Так я получила новое редакционное задание. Не успела допить кофе, на мобильный позвонил Димон. Он уже ждал у подъезда редакции.

После того как я подписалась на журналистское расследование, твердо решила ничего не рассказывать мужу о том, что случилось со мной на Гоа. Мне кажется, мисс Марпл осталась старой девой исключительно потому, что знала – нет такого мужа, который поощрял бы ее рискованное любопытство. Поэтому, когда Димон в очередной раз спросил, как я съездила в Индию, я спокойно рассказала ему о теплом море, смуглых индианках в разноцветных сари, сверкающих самоцветах, душных черных ночах и настырных обезьянах. Он был удовлетворен моим нехитрым повествованием.

Я не сразу начала свое расследование, подождала, пока муж уедет в очередную командировку. Он так редко бывал дома, что эти дни я посвятила только ему. Изредка звонила Алене, узнать, как наши дела. Дела шли как обычно. Сотрудницы и кошки согласно прейскуранту радовали новоселов. Алена готовила кастинг шпионов. Обещала организовать его сразу после Нового года, обычно в это время у нас не бывает срочных дел. Рикемчук меня не беспокоил. Еще не вернулись с Гоа Павел и мать Еремы, поэтому новой информации о его гибели у меня не было, а из той, что была, не давали покоя два взаимоисключающих факта.

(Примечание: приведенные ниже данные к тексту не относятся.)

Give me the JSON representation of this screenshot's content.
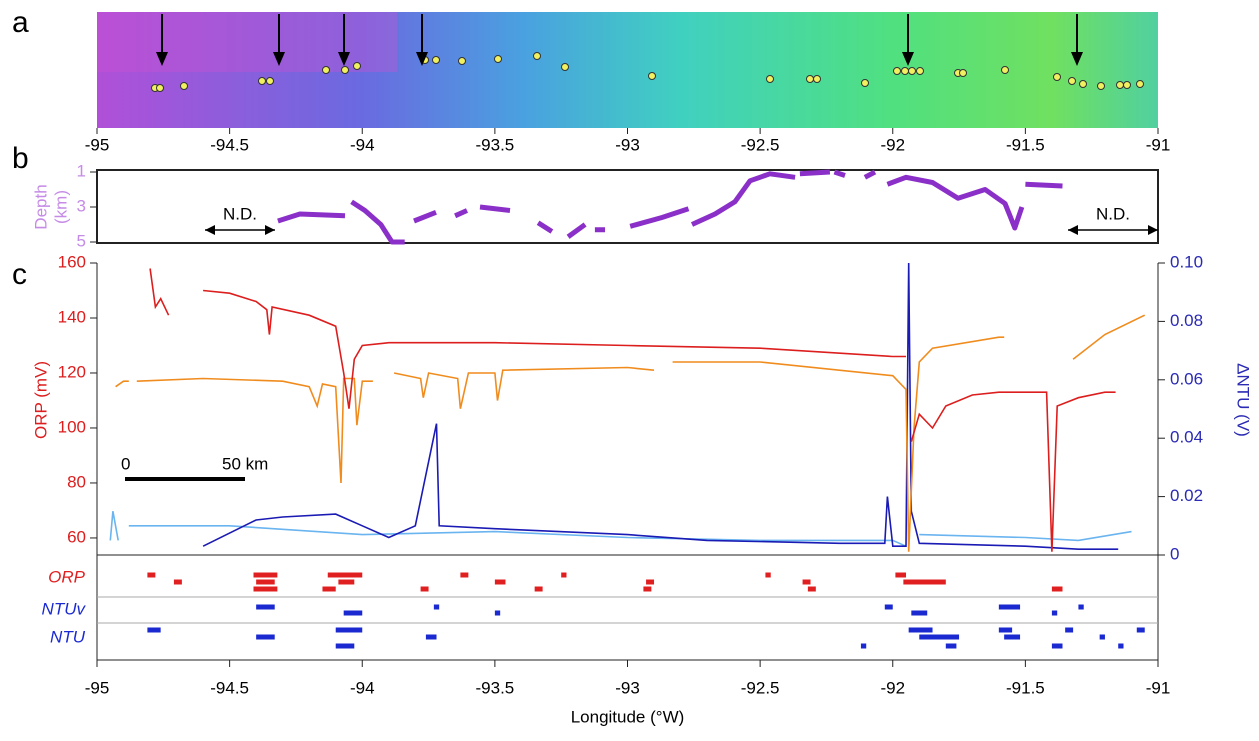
{
  "panel_labels": [
    "a",
    "b",
    "c"
  ],
  "chart_data": [
    {
      "type": "map",
      "xlim": [
        -95,
        -91
      ],
      "xticks": [
        -95,
        -94.5,
        -94,
        -93.5,
        -93,
        -92.5,
        -92,
        -91.5,
        -91
      ]
    },
    {
      "type": "line",
      "ylabel": [
        "Depth",
        "(km)"
      ],
      "xlim": [
        -95,
        -91
      ],
      "ylim": [
        5,
        1
      ],
      "yticks": [
        1,
        3,
        5
      ],
      "annotations": [
        "N.D.",
        "N.D."
      ],
      "series": [
        {
          "color": "#8b2fc9",
          "x": [
            -94.318,
            -94.235,
            -94.065,
            null,
            -94.04,
            -93.99,
            -93.93,
            -93.888,
            -93.84,
            null,
            -93.805,
            -93.722,
            null,
            -93.65,
            -93.605,
            null,
            -93.556,
            -93.443,
            null,
            -93.337,
            -93.285,
            null,
            -93.224,
            -93.16,
            null,
            -93.123,
            -93.085,
            null,
            -92.99,
            -92.87,
            -92.77,
            null,
            -92.757,
            -92.67,
            -92.595,
            -92.538,
            -92.463,
            -92.368,
            null,
            -92.35,
            -92.237,
            null,
            -92.22,
            -92.18,
            null,
            -92.105,
            -92.067,
            null,
            -92.02,
            -91.95,
            -91.85,
            -91.754,
            -91.652,
            -91.577,
            -91.558,
            -91.54,
            -91.513,
            null,
            -91.5,
            -91.36
          ],
          "values": [
            3.8,
            3.4,
            3.5,
            null,
            2.7,
            3.2,
            4.0,
            5,
            5,
            null,
            3.8,
            3.3,
            null,
            3.5,
            3.2,
            null,
            3.0,
            3.2,
            null,
            3.9,
            4.4,
            null,
            4.7,
            4.0,
            null,
            4.3,
            4.3,
            null,
            4.1,
            3.6,
            3.1,
            null,
            4.0,
            3.4,
            2.7,
            1.5,
            1.1,
            1.3,
            null,
            1.1,
            1.0,
            null,
            1.0,
            1.2,
            null,
            1.3,
            1.0,
            null,
            1.7,
            1.3,
            1.6,
            2.5,
            2.0,
            2.8,
            3.5,
            4.2,
            3.0,
            null,
            1.7,
            1.8
          ]
        }
      ]
    },
    {
      "type": "line",
      "ylabel": "ORP (mV)",
      "y2label": "ΔNTU (V)",
      "xlim": [
        -95,
        -91
      ],
      "ylim": [
        53.8,
        160
      ],
      "yticks": [
        60,
        80,
        100,
        120,
        140,
        160
      ],
      "y2lim": [
        0,
        0.1
      ],
      "y2ticks": [
        0,
        0.02,
        0.04,
        0.06,
        0.08,
        {
          "value": 0.1,
          "label": "0.10"
        }
      ],
      "annotations": [
        "0",
        "50 km"
      ],
      "series": [
        {
          "color": "#6ab4f0",
          "axis": "y2",
          "x": [
            -94.95,
            -94.94,
            -94.92,
            null,
            -94.88,
            -94.5,
            -94.0,
            -93.5,
            -93.0,
            -92.5,
            -92.0,
            -91.95,
            null,
            -91.9,
            -91.5,
            -91.3,
            -91.1
          ],
          "values": [
            0.005,
            0.015,
            0.005,
            null,
            0.01,
            0.01,
            0.007,
            0.008,
            0.006,
            0.005,
            0.005,
            0.003,
            null,
            0.007,
            0.006,
            0.005,
            0.008
          ]
        },
        {
          "color": "#1a1ab4",
          "axis": "y2",
          "x": [
            -94.6,
            -94.4,
            -94.3,
            -94.1,
            -94.0,
            -93.9,
            -93.8,
            -93.72,
            -93.71,
            -93.5,
            -93.0,
            -92.7,
            -92.2,
            -92.03,
            -92.02,
            -92.0,
            -91.95,
            -91.94,
            -91.93,
            -91.9,
            -91.5,
            -91.3,
            -91.15
          ],
          "values": [
            0.003,
            0.012,
            0.013,
            0.014,
            0.01,
            0.006,
            0.01,
            0.045,
            0.01,
            0.009,
            0.007,
            0.005,
            0.004,
            0.004,
            0.02,
            0.003,
            0.003,
            0.1,
            0.015,
            0.004,
            0.003,
            0.002,
            0.002
          ]
        },
        {
          "color": "#f08c1e",
          "x": [
            -94.93,
            -94.9,
            -94.88,
            null,
            -94.85,
            -94.6,
            -94.3,
            -94.2,
            -94.17,
            -94.15,
            -94.1,
            -94.08,
            -94.07,
            -94.03,
            -94.02,
            -94.0,
            -93.96,
            null,
            -93.88,
            -93.78,
            -93.77,
            -93.75,
            -93.64,
            -93.63,
            -93.6,
            -93.5,
            -93.49,
            -93.47,
            -93.0,
            -92.9,
            null,
            -92.83,
            -92.5,
            -92.0,
            -91.95,
            -91.94,
            -91.92,
            -91.9,
            -91.85,
            -91.6,
            -91.58,
            null,
            -91.32,
            -91.2,
            -91.05
          ],
          "values": [
            115,
            117,
            117,
            null,
            117,
            118,
            117,
            115,
            108,
            116,
            115,
            80,
            118,
            118,
            101,
            117,
            117,
            null,
            120,
            118,
            111,
            120,
            118,
            107,
            120,
            120,
            110,
            121,
            122,
            121,
            null,
            124,
            124,
            119,
            114,
            55,
            100,
            124,
            129,
            133,
            133,
            null,
            125,
            134,
            141
          ]
        },
        {
          "color": "#dc1e1e",
          "x": [
            -94.8,
            -94.78,
            -94.76,
            -94.73,
            null,
            -94.6,
            -94.5,
            -94.4,
            -94.36,
            -94.35,
            -94.34,
            -94.2,
            -94.1,
            -94.07,
            -94.05,
            -94.03,
            -94.0,
            -93.9,
            -93.5,
            -93.0,
            -92.5,
            -92.0,
            -91.95,
            null,
            -91.93,
            -91.9,
            -91.85,
            -91.8,
            -91.7,
            -91.6,
            -91.42,
            -91.4,
            -91.38,
            -91.3,
            -91.2,
            -91.16
          ],
          "values": [
            158,
            144,
            147,
            141,
            null,
            150,
            149,
            146,
            143,
            134,
            144,
            141,
            137,
            120,
            107,
            125,
            130,
            131,
            131,
            130,
            129,
            126,
            126,
            null,
            95,
            105,
            100,
            108,
            112,
            113,
            113,
            55,
            108,
            111,
            113,
            113
          ]
        }
      ]
    },
    {
      "type": "events",
      "xlim": [
        -95,
        -91
      ],
      "xticks": [
        -95,
        -94.5,
        -94,
        -93.5,
        -93,
        -92.5,
        -92,
        -91.5,
        -91
      ],
      "xlabel": "Longitude (°W)",
      "rows": [
        {
          "name": "ORP",
          "color": "#e02020",
          "segments": [
            [
              -94.81,
              -94.78
            ],
            [
              -94.71,
              -94.68
            ],
            [
              -94.41,
              -94.32
            ],
            [
              -94.41,
              -94.32
            ],
            [
              -94.4,
              -94.33
            ],
            [
              -94.15,
              -94.1
            ],
            [
              -94.13,
              -94.0
            ],
            [
              -94.09,
              -94.03
            ],
            [
              -93.78,
              -93.75
            ],
            [
              -93.63,
              -93.6
            ],
            [
              -93.5,
              -93.46
            ],
            [
              -93.35,
              -93.32
            ],
            [
              -93.25,
              -93.23
            ],
            [
              -92.93,
              -92.9
            ],
            [
              -92.94,
              -92.91
            ],
            [
              -92.48,
              -92.46
            ],
            [
              -92.34,
              -92.31
            ],
            [
              -92.32,
              -92.29
            ],
            [
              -91.99,
              -91.95
            ],
            [
              -91.96,
              -91.8
            ],
            [
              -91.4,
              -91.36
            ]
          ]
        },
        {
          "name": "NTUv",
          "color": "#1a2ad0",
          "segments": [
            [
              -94.4,
              -94.33
            ],
            [
              -94.07,
              -94.0
            ],
            [
              -93.73,
              -93.71
            ],
            [
              -93.5,
              -93.48
            ],
            [
              -92.03,
              -92.0
            ],
            [
              -91.93,
              -91.87
            ],
            [
              -91.6,
              -91.52
            ],
            [
              -91.4,
              -91.38
            ],
            [
              -91.3,
              -91.28
            ]
          ]
        },
        {
          "name": "NTU",
          "color": "#1a2ad0",
          "segments": [
            [
              -94.81,
              -94.76
            ],
            [
              -94.4,
              -94.33
            ],
            [
              -94.1,
              -94.03
            ],
            [
              -94.1,
              -94.0
            ],
            [
              -93.76,
              -93.72
            ],
            [
              -92.12,
              -92.1
            ],
            [
              -91.94,
              -91.85
            ],
            [
              -91.9,
              -91.75
            ],
            [
              -91.8,
              -91.76
            ],
            [
              -91.6,
              -91.55
            ],
            [
              -91.58,
              -91.52
            ],
            [
              -91.4,
              -91.36
            ],
            [
              -91.35,
              -91.32
            ],
            [
              -91.22,
              -91.2
            ],
            [
              -91.15,
              -91.13
            ],
            [
              -91.08,
              -91.05
            ]
          ]
        }
      ]
    }
  ]
}
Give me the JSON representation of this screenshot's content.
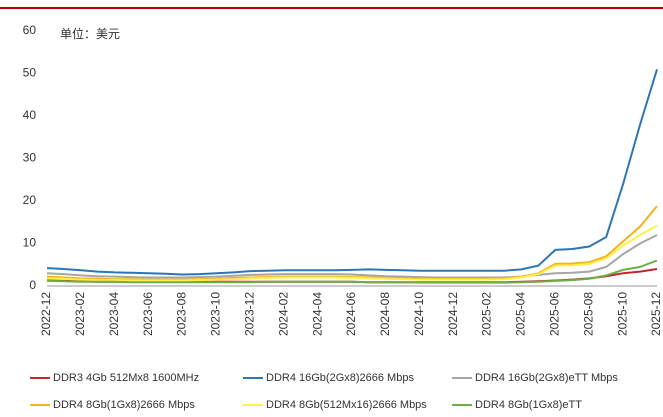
{
  "chart_data": {
    "type": "line",
    "annotation": "单位：美元",
    "categories": [
      "2022-12",
      null,
      "2023-02",
      null,
      "2023-04",
      null,
      "2023-06",
      null,
      "2023-08",
      null,
      "2023-10",
      null,
      "2023-12",
      null,
      "2024-02",
      null,
      "2024-04",
      null,
      "2024-06",
      null,
      "2024-08",
      null,
      "2024-10",
      null,
      "2024-12",
      null,
      "2025-02",
      null,
      "2025-04",
      null,
      "2025-06",
      null,
      "2025-08",
      null,
      "2025-10",
      null,
      "2025-12"
    ],
    "series": [
      {
        "name": "DDR3 4Gb 512Mx8 1600MHz",
        "color": "#c0282d",
        "values": [
          1.3,
          1.2,
          1.1,
          1.0,
          1.0,
          1.0,
          1.0,
          1.0,
          1.0,
          1.0,
          1.0,
          1.0,
          1.0,
          1.0,
          1.0,
          1.0,
          1.0,
          1.0,
          1.0,
          0.9,
          0.9,
          0.9,
          0.9,
          0.9,
          0.9,
          0.9,
          0.9,
          0.9,
          1.0,
          1.1,
          1.3,
          1.5,
          1.8,
          2.3,
          3.0,
          3.4,
          4.0
        ]
      },
      {
        "name": "DDR4 16Gb(2Gx8)2666 Mbps",
        "color": "#2e75b6",
        "values": [
          4.2,
          4.0,
          3.7,
          3.4,
          3.2,
          3.1,
          3.0,
          2.9,
          2.7,
          2.8,
          3.0,
          3.2,
          3.5,
          3.6,
          3.7,
          3.7,
          3.7,
          3.7,
          3.8,
          3.9,
          3.8,
          3.7,
          3.6,
          3.6,
          3.6,
          3.6,
          3.6,
          3.6,
          3.9,
          4.8,
          8.5,
          8.7,
          9.3,
          11.5,
          24,
          38,
          51
        ]
      },
      {
        "name": "DDR4 16Gb(2Gx8)eTT Mbps",
        "color": "#a6a6a6",
        "values": [
          3.0,
          2.8,
          2.5,
          2.3,
          2.2,
          2.1,
          2.0,
          2.0,
          2.0,
          2.1,
          2.2,
          2.4,
          2.6,
          2.7,
          2.8,
          2.8,
          2.8,
          2.8,
          2.7,
          2.5,
          2.3,
          2.2,
          2.1,
          2.0,
          2.0,
          2.0,
          2.0,
          2.0,
          2.2,
          2.6,
          3.0,
          3.1,
          3.4,
          4.5,
          7.5,
          10,
          12
        ]
      },
      {
        "name": "DDR4 8Gb(1Gx8)2666 Mbps",
        "color": "#f5b21a",
        "values": [
          2.2,
          2.0,
          1.8,
          1.7,
          1.6,
          1.6,
          1.5,
          1.5,
          1.5,
          1.6,
          1.7,
          1.9,
          2.0,
          2.1,
          2.2,
          2.2,
          2.2,
          2.2,
          2.1,
          2.0,
          1.9,
          1.8,
          1.7,
          1.7,
          1.7,
          1.7,
          1.7,
          1.8,
          2.2,
          3.0,
          5.2,
          5.3,
          5.6,
          7,
          10.5,
          14,
          18.8
        ]
      },
      {
        "name": "DDR4 8Gb(512Mx16)2666 Mbps",
        "color": "#fff04a",
        "values": [
          1.8,
          1.7,
          1.5,
          1.4,
          1.4,
          1.3,
          1.3,
          1.3,
          1.3,
          1.4,
          1.5,
          1.6,
          1.8,
          1.9,
          2.0,
          2.0,
          2.0,
          2.0,
          1.9,
          1.8,
          1.7,
          1.6,
          1.5,
          1.5,
          1.5,
          1.5,
          1.5,
          1.6,
          2.0,
          2.8,
          4.8,
          4.9,
          5.2,
          6.5,
          9.5,
          12,
          14.2
        ]
      },
      {
        "name": "DDR4 8Gb(1Gx8)eTT",
        "color": "#70ad47",
        "values": [
          1.2,
          1.1,
          1.0,
          1.0,
          1.0,
          0.9,
          0.9,
          0.9,
          0.9,
          0.9,
          0.9,
          0.9,
          0.9,
          1.0,
          1.0,
          1.0,
          1.0,
          1.0,
          1.0,
          0.9,
          0.9,
          0.9,
          0.8,
          0.8,
          0.8,
          0.8,
          0.8,
          0.8,
          0.9,
          1.0,
          1.2,
          1.4,
          1.7,
          2.5,
          3.8,
          4.5,
          6.0
        ]
      }
    ],
    "ylim": [
      0,
      60
    ],
    "yticks": [
      0,
      10,
      20,
      30,
      40,
      50,
      60
    ],
    "grid": false,
    "legend": "bottom"
  }
}
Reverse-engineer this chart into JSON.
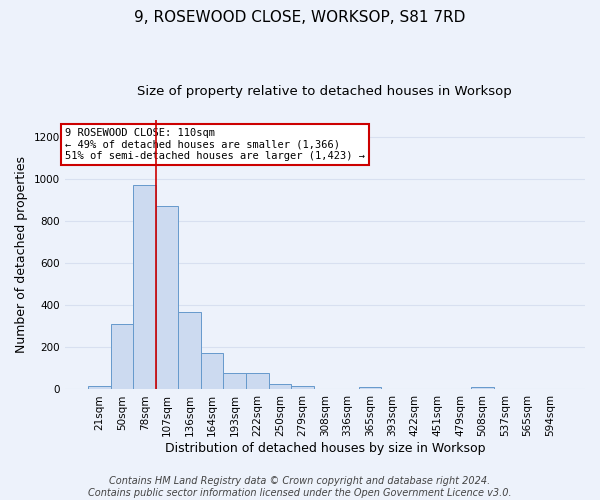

Первый – на теле Еремы не обнаружено следов насилия, следовательно, версия о его самоубийстве имела место. Второй – рассказ Вероники, о том, что Ерема всегда старался находить выход из любой безвыходной ситуации. Такое жизнелюбие вроде бы исключало суицид. Я постоянно прокручивала в памяти наши с ним разговоры. С одной стороны, безысходное – «все надоело», с другой – оптимистичное «у меня есть новая идея». Вот это – «с одной», «с другой», как чаши весов не могли обрести равновесия в моих рассуждениях о его загадочной смерти. Неужели в итоге безысходность перетянула?

Я позвонила Алине – подруге-психологу. Понимала, что заочно она не сможет определить: был ли склонен Ерема к суициду, но Алина обладала редким даром подсказывать неожиданные решения.

Мы встретились в небольшом кафе на Никитской. Алина любила эти крохотные городские оазисы, как она их называла. И правда, в комнатке на пять столиков с небольшим баром было зелено, чисто, уютно, пахло свежесмолотым кофе и сдобой. Каждый столик отделен от другого декоративным деревцем, что создавало доверительную интимность. Впрочем, в этот ранний час мы и так были одни. Нам быстро принесли кофе и мороженое.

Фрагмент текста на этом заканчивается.